Мудрецы молчали, словно набрав в рот воды. Шимас с удовольствием заметил, что кади выведен из равновесия. И что все, кто в этот момент присутствовал в диване, превратились в молчаливые изваяния.
– Я готов, – чуть более громко, чем обычно, в третий раз повторил кади, – принять любого и в любое время…
– Да будет так, кади! Дабы закончить раз и навсегда этот разговор, я пошлю сейчас за тем неумным юношей, чтобы он передал тебе прошение, о котором столь много и горячо говорил мне. А убедившись, что ты это прошение у него взял и прочитал, смог убедить в этом и всех, кто по глупости смеет верить подобным лживым и неразумным слухам.
– Да будет так, великий визирь! – кивнул кади.
Макама двадцать третья
Шимас жестом призвал к себе одного из писцов и, черкнув несколько слов на листке бумаги, что-то вполголоса писцу повелел. Тишина в диване была не просто гулкой. Она была молчаливо-кричащей. Кади оглядывался по сторонам с таким видом, будто ему нанесли поистине смертельное оскорбление. Сочувствующие взгляды мудрецов могли, конечно, слегка успокоить верховного судью. Но не успокаивали – ибо он клокотал от ярости.
«Аллах всесильный, сопливый мальчишка! Да какое может быть дело великому визирю, главе дивана, до слухов, какими полнится глупый базар? И почему ты, несчастный безумец, смеешь на основании каких-то глупых слухов обвинять почтенных и уважаемых мудрецов, воистину цвет нации? Да, я никого не принимаю! Да, суд вершат советники моих советников! Но не для того же я, в самом деле, карабкался вверх, не для того роздал, должно быть, тысячи и тысячи золотых, подкупая всех и каждого, чтобы выслушивать глупые просьбы недалеких и неумных просителей. Не для того я стал кади, чтобы звучали подобные слова в мой адрес. Воистину, это переходит все границы! И мальчишка должен быть наказан вместе со своим другом, безумным халифом…»
Увы, визирю не надо было уметь читать мысли, чтобы догадаться, о чем сейчас думает кади. Да, Шимас не любил играть, если знал, что удача на его стороне, но нужно было прилюдно высечь этого напыщенного индюка, который решил, что он – воплощение закона.
Распахнулись двери, и в сопровождении стражника дивана и писца на пороге появился Амин.
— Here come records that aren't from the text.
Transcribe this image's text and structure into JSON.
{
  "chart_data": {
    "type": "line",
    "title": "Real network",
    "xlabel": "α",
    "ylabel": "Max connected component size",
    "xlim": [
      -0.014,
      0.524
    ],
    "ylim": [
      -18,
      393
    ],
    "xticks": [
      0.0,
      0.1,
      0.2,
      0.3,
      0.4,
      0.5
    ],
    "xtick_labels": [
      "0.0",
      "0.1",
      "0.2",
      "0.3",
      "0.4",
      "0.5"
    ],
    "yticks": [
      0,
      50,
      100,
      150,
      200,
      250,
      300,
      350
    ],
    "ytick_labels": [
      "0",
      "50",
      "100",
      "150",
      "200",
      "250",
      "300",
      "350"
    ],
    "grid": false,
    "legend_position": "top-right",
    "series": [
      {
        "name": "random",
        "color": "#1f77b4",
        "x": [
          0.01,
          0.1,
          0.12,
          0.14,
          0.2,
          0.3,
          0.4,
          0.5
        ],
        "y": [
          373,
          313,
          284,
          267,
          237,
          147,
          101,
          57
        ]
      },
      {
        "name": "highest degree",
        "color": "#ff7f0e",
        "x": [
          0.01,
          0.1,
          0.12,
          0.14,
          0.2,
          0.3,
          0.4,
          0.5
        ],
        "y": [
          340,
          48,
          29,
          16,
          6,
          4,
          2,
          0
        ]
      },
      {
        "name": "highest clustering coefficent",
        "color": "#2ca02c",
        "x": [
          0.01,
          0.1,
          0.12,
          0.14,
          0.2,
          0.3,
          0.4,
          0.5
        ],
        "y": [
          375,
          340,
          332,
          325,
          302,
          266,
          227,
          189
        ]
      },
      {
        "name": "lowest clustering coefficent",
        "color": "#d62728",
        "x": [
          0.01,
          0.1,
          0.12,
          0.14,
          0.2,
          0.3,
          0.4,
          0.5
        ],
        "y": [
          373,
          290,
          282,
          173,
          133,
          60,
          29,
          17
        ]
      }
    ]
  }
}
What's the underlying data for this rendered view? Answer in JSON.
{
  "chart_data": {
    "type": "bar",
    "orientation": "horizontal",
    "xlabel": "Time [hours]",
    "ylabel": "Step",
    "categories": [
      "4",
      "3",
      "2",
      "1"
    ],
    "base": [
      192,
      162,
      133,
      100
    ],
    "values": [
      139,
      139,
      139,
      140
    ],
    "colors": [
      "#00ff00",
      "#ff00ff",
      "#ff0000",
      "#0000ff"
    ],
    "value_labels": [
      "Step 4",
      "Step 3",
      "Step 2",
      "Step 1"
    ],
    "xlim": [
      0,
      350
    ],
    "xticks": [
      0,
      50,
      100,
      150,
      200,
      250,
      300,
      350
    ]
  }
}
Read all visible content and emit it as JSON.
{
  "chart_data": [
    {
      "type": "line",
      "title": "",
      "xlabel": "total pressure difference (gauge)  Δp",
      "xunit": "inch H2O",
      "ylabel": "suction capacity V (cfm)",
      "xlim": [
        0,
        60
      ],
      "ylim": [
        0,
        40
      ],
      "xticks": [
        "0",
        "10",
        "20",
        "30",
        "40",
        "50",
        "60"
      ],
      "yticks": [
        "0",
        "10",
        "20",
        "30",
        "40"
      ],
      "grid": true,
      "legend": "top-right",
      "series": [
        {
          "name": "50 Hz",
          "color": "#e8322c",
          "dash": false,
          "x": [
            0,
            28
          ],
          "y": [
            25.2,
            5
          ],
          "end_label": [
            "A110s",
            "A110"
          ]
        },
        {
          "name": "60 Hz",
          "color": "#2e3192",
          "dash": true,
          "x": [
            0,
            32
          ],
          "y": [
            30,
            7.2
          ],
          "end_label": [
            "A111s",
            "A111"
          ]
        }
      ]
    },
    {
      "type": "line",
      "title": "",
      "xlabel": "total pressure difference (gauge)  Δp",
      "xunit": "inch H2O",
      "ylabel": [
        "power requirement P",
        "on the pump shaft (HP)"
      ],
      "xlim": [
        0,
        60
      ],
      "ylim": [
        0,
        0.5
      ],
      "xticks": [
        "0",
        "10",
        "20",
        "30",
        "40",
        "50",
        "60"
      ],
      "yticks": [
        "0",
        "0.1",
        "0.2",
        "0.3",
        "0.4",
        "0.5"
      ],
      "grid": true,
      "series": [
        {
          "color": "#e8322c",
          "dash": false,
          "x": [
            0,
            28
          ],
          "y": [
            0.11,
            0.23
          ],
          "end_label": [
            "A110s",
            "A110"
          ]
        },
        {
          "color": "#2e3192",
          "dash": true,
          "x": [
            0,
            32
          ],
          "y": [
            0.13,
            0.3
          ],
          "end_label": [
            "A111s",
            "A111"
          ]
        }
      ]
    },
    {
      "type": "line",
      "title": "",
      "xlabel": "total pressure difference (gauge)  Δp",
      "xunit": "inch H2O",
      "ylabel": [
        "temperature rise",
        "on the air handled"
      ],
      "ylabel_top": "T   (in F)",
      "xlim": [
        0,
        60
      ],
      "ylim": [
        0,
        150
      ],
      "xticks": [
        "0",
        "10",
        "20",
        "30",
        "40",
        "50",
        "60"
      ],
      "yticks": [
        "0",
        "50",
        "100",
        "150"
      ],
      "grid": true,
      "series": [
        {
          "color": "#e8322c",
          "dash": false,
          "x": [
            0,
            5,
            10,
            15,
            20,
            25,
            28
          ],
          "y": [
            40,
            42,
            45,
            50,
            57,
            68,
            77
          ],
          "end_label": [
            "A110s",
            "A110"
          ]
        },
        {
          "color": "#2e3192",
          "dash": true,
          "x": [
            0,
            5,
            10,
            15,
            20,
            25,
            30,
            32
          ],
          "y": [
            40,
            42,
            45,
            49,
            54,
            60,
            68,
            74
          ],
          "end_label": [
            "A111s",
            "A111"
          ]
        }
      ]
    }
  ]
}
– Стража может покинуть нас – этот юноша вошел в диван по приглашению визиря! – сухо проговорил старшина писцов.
Стража покинула зал с мраморными колоннами.
– Говори же, юноша, – обратился Шимас к Амину. – Сейчас перед тобой весь диван. И сам кади. Он клянется, что готов принять любого в любое время. Вот твой шанс!
Юный мастер поклонился столь низко, сколь это вообще было возможно, и, сделав несколько шагов, оказался прямо перед достойным Саддамом, восседавшим на своем месте с грозным и суровым лицом.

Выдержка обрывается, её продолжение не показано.